In his biography, Alister McGrath discusses all these works in the context of the times, but also brings out their lasting value.  No work of theology exists without a context and a time and this book helped me understand quite where these books fit in the history of the last century.  

McGrath’s chapter on Narnia is particularly helpful, pointing out the mediaeval symbolism of the work, the deeply embedded social attitudes of the time of its authorship and its theological basis.

It was fascinating to read of Lewis’s relationship with the American Joy Davidman.  Davidman was a writer and poet who converted to Christianity from a strident atheism and then began to explore her new faith with the aid of Lewis’s books.

She travelled to England with the express intention of “seducing Lewis” and after an initial correspondence was invited to lunch with him. This led to further meetings with Lewis being drawn to her because of her sense of humour and her intellectual gifts.

They soon entered into a controversial civil marriage in April 1956, not really understood by Lewis’s friends.  Within a very short time Joy developed a malignant tumour in her breast and began a rapid decline leading to her death in 1960.

With Joy’s death Lewis lost a wife, “a personal Muse, a source of literary encouragement and inspiration”.  The impact on his life was huge, as is shown in his “most distressing and disturbing book, A Grief Observed”, which “engages emotions with a passion and intensity unlike anything else in Lewis’s body of work”.  
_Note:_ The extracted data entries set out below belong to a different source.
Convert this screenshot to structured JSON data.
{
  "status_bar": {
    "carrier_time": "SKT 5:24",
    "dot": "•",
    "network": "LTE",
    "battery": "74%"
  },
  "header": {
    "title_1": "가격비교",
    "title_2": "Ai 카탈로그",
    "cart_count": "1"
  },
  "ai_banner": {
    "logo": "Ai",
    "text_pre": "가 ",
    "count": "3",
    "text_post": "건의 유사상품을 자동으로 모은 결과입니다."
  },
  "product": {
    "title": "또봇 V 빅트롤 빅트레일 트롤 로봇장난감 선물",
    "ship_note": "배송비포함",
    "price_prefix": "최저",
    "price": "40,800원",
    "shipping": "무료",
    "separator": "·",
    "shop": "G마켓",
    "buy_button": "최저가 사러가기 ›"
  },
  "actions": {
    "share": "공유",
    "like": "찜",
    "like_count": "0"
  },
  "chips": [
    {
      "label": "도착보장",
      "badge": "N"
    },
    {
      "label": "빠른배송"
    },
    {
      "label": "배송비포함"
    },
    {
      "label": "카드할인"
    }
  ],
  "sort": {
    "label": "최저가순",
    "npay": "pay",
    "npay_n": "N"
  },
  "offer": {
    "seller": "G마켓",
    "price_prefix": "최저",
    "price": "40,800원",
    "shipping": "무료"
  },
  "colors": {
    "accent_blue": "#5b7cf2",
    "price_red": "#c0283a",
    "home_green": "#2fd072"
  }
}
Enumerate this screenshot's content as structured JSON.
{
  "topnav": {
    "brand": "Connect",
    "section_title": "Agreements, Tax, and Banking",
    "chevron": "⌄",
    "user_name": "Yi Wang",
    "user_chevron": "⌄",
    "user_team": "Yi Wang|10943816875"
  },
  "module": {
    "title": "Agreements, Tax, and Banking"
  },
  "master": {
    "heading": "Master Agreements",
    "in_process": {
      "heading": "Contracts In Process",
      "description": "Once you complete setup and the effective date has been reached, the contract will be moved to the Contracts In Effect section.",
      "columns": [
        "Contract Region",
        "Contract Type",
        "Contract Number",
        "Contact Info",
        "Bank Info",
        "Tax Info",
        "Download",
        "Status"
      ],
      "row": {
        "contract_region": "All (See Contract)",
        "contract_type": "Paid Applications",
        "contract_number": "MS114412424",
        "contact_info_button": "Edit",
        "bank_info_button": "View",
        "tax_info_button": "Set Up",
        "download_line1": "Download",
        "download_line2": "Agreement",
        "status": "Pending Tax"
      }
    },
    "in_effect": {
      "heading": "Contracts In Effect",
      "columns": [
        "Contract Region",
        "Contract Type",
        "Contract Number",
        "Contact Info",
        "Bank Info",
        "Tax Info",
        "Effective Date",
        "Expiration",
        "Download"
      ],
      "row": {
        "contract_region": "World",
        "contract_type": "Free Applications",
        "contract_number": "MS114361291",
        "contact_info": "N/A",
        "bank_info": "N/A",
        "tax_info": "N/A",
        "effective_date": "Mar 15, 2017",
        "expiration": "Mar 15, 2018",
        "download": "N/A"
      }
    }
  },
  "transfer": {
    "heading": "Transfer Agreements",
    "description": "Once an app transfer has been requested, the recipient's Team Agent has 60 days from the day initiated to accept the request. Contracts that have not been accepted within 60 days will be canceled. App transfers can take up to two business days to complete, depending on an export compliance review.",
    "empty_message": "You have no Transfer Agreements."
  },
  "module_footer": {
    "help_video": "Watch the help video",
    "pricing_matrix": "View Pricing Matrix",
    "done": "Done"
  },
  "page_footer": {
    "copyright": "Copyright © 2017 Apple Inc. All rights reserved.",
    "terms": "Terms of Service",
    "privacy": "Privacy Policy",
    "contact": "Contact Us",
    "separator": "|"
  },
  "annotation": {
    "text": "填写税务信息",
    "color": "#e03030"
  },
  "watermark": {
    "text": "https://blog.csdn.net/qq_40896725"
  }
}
Some have suggested that this book shows that Lewis lost his faith through the intense sense of bereavement left by Joy’s death but Lewis himself denied this, saying that A Grief Observed “ends with faith” but “raises all the blackest doubts en route”.  Lewis’s health soon failed after Joy’s death and in 1963 he himself  died through kidney failure.

In his final chapter, Alister McGrath writes of the “Lewis Phenomenon” which reminds us of quite how far Lewis’s influence has gone and how for how long it has lasted, with no signs of it abating.  Obviously the Narnia books will go on for as long as stories are told, but Lewis’s theological works are all still in print and still sell very well indeed.

McGrath perhaps controversially reports that even the atheist Philip Pullman’s Dark Materials trilogy “implicitly recognises  (the Narnia books) as representing the definitive statements of the position he wishes to reject.  

The more Pullman criticises Lewis, the more he affirms Lewis’s cultural significance.  In the end Pullman’s appeal is parasitic, depending precisely upon the cultural impact of Narnia that he wishes to subvert”. While many will disagree with this statement McGrath’s evident mastery of his subject at least qualifies him to make it.